Later in 1923, the eleven-year-old boy Willard Motley submitted a drawing to the Chicago Defender of a pudgy and cheerful boy, which Abbott named the "new Billikin" and placed on the paper’s children’s page, the Defender Junior. Known as “the first Billiken,” Motley continued to pen drawings for the Defender Junior for the next seven years.

The name "Bud Billiken" is a pseudonym that Abbott selected for the organization, combining his own nickname "Bud" with "Billiken."

The “Rules of the Bud Billiken Club” guided youth to take pride in their race and to strive towards middle-class respectability. It was also meant as a way to give underprivileged children a creative outlet and a chance to shine in the limelight. Over the years Bud Billiken became the mascot not only for the children’s page, but for the whole newspaper.
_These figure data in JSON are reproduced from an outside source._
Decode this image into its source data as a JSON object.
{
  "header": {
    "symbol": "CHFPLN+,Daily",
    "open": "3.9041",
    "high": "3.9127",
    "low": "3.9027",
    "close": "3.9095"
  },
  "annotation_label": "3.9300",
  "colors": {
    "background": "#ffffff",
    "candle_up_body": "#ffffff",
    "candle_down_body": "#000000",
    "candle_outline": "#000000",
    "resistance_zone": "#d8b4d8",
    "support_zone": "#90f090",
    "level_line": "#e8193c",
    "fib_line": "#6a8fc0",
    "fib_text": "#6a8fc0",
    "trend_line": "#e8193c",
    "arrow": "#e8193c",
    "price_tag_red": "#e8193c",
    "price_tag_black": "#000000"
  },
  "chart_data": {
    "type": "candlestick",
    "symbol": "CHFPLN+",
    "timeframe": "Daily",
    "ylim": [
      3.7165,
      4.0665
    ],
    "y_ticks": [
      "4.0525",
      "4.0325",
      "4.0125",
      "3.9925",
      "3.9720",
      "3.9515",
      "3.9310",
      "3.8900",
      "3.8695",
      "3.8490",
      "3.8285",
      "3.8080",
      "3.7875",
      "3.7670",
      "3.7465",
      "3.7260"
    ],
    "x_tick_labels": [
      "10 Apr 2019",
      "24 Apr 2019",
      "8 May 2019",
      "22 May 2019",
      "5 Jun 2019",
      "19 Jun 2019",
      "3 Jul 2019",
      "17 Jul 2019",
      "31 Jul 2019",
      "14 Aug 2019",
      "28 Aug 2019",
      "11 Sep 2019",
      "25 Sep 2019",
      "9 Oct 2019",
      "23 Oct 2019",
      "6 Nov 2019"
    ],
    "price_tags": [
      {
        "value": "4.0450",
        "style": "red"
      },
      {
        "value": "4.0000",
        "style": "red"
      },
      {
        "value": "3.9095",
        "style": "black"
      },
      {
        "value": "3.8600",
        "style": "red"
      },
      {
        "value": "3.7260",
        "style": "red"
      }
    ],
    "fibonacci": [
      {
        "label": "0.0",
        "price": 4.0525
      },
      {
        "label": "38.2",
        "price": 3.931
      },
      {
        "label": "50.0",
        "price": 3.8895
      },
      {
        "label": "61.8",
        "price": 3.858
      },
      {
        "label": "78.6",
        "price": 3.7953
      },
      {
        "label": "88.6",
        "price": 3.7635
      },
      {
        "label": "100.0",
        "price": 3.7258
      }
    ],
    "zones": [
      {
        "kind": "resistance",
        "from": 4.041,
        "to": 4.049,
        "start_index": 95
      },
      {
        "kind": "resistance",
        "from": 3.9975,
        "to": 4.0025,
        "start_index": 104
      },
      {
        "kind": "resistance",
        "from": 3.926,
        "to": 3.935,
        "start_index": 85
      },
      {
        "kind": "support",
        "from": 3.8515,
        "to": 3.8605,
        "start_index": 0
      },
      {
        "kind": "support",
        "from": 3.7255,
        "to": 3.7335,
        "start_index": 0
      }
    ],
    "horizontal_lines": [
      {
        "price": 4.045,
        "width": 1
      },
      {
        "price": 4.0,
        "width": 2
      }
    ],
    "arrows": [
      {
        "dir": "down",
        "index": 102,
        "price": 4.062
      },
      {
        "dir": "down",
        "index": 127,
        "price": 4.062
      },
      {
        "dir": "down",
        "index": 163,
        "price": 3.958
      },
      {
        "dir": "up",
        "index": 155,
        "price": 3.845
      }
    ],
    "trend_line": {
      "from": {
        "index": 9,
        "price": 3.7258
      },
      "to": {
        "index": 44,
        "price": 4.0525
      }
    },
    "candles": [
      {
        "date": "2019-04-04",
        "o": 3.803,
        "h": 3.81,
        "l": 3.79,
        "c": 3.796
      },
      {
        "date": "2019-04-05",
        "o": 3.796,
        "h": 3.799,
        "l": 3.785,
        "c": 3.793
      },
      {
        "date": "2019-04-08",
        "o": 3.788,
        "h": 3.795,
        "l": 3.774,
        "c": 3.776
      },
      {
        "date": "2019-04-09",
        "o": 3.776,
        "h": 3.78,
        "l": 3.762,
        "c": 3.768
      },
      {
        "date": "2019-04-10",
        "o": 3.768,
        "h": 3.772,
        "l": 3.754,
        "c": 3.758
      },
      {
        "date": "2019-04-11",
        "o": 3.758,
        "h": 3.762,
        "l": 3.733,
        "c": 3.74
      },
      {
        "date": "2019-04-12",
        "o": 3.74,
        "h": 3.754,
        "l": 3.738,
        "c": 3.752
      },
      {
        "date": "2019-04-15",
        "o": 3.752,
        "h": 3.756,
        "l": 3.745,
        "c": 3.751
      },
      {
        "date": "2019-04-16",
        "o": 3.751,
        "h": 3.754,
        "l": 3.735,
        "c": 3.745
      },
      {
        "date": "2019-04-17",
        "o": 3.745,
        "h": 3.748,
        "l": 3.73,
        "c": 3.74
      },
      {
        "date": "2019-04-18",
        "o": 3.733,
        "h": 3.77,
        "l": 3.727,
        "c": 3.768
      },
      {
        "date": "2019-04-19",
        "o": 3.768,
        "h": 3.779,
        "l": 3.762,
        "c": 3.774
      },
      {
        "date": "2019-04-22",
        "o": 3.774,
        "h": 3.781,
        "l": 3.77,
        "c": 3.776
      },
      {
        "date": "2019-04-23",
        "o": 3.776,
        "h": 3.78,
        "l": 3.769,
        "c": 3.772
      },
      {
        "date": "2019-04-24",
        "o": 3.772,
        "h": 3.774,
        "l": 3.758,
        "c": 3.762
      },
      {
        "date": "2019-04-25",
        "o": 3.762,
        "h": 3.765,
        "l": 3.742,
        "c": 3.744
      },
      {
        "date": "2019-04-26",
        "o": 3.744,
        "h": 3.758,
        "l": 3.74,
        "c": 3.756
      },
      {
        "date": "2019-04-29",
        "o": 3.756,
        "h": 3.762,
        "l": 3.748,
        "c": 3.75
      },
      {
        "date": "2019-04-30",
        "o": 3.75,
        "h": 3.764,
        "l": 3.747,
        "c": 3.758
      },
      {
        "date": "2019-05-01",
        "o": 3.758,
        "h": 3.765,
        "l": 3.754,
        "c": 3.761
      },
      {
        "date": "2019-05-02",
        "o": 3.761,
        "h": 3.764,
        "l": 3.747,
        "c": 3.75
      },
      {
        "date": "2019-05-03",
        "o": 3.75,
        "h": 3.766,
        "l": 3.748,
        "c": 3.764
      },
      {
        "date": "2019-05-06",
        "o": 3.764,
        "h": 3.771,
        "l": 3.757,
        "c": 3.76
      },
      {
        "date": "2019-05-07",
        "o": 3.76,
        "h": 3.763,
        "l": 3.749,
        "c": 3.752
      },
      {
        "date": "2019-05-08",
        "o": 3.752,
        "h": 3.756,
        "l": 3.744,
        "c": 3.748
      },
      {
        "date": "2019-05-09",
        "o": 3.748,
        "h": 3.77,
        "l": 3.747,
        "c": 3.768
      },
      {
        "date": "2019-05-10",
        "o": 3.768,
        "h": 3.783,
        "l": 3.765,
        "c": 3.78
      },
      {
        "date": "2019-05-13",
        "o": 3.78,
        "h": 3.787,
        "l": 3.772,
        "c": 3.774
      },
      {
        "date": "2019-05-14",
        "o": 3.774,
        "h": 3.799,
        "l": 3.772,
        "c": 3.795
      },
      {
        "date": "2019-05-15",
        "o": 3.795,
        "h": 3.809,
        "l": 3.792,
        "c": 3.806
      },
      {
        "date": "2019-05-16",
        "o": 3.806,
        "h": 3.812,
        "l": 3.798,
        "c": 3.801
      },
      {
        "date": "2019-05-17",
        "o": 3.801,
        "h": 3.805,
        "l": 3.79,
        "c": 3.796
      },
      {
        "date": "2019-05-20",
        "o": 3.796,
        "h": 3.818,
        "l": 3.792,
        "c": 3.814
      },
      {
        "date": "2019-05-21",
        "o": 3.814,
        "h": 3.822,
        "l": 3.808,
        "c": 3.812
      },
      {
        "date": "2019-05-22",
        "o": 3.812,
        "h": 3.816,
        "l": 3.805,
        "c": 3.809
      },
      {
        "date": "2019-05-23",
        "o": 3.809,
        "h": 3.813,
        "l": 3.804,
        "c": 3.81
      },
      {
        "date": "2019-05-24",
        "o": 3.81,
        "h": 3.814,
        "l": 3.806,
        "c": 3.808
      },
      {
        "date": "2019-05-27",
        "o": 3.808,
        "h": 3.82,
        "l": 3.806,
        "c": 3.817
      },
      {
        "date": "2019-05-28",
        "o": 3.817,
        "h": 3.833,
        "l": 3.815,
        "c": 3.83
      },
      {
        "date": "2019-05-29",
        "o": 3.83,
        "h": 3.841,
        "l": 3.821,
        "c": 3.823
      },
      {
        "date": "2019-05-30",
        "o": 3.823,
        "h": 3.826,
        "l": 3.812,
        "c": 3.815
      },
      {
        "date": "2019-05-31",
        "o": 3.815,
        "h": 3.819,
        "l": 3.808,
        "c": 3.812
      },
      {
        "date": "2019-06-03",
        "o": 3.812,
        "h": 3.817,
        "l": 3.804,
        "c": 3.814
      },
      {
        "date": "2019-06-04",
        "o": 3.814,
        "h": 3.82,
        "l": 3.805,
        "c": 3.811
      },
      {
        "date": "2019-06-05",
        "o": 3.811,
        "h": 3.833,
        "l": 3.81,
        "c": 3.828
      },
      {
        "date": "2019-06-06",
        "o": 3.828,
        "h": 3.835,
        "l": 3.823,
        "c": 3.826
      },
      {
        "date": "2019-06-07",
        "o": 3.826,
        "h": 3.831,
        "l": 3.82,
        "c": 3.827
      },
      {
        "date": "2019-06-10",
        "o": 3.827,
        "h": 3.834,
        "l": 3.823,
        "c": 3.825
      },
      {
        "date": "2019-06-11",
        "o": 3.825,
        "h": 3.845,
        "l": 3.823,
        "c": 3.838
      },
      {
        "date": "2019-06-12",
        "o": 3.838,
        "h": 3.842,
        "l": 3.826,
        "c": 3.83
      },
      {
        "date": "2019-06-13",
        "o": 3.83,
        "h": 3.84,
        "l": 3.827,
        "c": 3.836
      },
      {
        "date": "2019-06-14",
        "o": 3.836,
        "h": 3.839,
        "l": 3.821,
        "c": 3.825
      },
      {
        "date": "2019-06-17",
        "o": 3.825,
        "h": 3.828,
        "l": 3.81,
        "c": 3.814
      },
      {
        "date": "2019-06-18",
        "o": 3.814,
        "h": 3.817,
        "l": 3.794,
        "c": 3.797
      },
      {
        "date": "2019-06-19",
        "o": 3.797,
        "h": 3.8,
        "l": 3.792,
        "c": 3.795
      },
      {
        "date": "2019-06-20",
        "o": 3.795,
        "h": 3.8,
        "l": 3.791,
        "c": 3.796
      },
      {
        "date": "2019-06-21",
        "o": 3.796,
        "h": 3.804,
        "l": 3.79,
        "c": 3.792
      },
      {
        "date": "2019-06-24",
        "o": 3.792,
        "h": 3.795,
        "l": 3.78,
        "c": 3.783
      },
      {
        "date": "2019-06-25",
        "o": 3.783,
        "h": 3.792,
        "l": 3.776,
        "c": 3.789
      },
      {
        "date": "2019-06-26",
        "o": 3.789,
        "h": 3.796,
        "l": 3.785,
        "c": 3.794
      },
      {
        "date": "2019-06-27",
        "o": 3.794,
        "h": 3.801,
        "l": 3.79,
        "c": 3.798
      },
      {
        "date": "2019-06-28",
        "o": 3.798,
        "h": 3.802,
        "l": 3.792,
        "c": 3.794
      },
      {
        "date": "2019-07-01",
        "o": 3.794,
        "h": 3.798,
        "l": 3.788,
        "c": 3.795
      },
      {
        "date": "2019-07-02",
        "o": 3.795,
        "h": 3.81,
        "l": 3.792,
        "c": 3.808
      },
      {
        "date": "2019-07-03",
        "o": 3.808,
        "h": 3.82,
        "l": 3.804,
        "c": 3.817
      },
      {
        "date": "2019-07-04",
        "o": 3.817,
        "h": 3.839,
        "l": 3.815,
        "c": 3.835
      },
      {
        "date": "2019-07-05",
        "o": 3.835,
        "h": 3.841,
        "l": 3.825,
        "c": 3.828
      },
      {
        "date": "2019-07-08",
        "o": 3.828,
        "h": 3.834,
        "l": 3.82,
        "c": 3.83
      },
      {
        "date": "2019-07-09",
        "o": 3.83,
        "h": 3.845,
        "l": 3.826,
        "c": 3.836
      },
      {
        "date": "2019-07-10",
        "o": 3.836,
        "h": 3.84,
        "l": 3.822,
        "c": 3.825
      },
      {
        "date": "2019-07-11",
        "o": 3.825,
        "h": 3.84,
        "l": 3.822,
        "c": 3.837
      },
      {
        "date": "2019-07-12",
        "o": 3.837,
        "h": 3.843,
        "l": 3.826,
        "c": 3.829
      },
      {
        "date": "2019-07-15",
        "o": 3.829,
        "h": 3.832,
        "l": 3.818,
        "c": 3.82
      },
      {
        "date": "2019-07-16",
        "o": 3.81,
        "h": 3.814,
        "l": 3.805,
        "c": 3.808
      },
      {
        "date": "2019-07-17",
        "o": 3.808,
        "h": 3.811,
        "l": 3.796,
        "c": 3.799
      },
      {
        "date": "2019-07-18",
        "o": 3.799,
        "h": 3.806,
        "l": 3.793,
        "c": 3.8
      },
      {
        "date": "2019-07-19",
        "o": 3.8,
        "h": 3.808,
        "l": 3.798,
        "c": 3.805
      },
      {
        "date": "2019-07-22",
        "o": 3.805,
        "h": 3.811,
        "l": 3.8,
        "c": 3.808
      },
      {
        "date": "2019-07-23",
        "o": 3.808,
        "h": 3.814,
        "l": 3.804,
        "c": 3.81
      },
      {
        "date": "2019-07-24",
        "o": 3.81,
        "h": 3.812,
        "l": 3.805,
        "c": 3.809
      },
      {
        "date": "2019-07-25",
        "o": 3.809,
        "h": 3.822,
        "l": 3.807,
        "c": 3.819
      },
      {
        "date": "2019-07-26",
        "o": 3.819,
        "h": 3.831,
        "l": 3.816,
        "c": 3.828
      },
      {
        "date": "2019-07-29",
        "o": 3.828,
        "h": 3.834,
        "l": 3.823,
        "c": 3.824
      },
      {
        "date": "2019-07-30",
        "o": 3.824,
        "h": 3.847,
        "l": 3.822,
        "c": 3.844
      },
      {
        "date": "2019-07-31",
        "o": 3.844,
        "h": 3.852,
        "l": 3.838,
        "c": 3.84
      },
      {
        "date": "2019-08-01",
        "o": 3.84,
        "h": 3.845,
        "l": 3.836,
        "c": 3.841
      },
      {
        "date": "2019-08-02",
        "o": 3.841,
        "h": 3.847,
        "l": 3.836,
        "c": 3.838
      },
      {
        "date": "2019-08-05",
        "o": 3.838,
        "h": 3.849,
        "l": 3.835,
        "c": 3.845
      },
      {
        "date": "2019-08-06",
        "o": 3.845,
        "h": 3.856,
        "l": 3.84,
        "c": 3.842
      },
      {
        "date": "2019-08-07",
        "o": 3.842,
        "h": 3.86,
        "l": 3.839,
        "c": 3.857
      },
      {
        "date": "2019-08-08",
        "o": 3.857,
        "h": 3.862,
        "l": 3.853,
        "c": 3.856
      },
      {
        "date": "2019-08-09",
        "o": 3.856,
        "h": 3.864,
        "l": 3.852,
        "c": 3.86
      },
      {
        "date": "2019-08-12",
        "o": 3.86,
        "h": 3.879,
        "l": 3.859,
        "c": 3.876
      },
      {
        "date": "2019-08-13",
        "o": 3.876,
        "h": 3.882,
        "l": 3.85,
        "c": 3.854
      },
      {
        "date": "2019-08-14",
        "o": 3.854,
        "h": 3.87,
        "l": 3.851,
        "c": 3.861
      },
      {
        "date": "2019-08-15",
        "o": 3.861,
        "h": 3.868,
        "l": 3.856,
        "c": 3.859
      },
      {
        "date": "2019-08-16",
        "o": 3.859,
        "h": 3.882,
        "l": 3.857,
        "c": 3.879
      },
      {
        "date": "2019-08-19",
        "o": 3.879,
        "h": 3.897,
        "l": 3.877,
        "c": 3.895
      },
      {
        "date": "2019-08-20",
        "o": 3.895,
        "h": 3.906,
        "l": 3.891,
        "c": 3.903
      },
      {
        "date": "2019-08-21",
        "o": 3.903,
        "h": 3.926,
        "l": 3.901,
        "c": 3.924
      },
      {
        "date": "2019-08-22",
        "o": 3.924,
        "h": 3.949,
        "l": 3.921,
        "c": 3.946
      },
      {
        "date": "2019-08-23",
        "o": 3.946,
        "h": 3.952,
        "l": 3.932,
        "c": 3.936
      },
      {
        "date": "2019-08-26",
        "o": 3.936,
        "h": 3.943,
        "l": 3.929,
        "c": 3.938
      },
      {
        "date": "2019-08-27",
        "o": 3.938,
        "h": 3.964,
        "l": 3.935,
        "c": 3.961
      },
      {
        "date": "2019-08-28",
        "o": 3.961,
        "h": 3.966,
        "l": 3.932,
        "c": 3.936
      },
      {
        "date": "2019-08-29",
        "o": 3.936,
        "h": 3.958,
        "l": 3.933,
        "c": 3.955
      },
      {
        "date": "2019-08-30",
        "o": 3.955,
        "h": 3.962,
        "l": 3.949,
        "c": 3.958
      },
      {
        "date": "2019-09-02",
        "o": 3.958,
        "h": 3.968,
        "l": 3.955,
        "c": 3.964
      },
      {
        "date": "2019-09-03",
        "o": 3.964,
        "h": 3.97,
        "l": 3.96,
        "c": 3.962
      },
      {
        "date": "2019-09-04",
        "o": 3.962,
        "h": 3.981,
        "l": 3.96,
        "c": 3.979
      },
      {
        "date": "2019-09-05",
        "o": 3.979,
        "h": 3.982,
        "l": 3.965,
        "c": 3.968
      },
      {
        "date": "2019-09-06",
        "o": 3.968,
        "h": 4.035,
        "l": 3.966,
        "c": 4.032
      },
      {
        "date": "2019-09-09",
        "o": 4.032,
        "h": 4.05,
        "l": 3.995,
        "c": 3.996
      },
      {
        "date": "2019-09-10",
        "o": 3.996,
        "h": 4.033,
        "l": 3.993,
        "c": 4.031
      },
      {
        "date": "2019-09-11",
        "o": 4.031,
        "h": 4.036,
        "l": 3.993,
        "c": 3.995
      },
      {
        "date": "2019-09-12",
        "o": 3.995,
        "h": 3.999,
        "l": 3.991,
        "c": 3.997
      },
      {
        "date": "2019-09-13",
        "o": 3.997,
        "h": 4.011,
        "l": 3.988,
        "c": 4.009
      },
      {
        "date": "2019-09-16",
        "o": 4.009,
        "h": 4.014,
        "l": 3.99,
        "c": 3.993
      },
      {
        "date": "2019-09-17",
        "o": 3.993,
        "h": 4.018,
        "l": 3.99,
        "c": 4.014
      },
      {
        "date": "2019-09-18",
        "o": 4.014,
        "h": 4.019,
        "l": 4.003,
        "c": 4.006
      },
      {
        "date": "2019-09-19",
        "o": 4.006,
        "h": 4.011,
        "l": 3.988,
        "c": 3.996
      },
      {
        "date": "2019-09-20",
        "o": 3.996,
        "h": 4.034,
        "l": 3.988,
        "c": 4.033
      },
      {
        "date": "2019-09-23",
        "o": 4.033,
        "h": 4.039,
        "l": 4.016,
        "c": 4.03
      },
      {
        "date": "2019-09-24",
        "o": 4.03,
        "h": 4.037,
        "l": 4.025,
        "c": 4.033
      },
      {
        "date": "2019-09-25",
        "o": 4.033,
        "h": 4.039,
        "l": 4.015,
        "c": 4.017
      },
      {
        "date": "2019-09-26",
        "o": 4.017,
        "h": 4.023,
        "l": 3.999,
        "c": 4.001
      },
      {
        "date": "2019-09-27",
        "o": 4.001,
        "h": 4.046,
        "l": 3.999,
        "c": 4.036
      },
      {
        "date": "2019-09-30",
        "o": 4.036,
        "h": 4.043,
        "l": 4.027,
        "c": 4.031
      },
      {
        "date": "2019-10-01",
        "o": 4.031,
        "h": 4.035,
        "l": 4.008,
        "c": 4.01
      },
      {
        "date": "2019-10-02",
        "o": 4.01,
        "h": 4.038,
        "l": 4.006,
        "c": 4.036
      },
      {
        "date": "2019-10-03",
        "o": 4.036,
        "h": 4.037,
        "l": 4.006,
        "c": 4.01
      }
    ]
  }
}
Abbott organized dozens of Bud Billiken Clubs nationwide for children who pledged to read the Defender.

===Programs and events===
The Bud Billiken Club sponsors scholarships, and assists young people with job training, internships, and college recruitment. They regularly feature outstanding Chicago youth through their volunteer work and essay contests. The Club also organizes, in conjunction with Chicago Defender Charities, school supply giveaways, reduced rates on computers and Internet service, and even things such as prom dress donations. There is also focus on creating safe communities through conflict resolution and promoting education.

Each year there is a Bud Billiken Contest to determine the Parade's King, Queen and Royal Court. The winners are determined based on the amount of Chicago Defender subscriptions sold and a written and oral essay. The contest is open to children ages eight to eleven and titles include King, Queen, Prince, Princess, Lord, and Lady. Though all are awarded, the King and Queen receive the grand prize of a trip to Disney World. The winners are announced each year at the Bud Billiken Day Parade and participate in "a week of fun", including riding a float in the parade and visiting various places around the city as members of the Royal Court.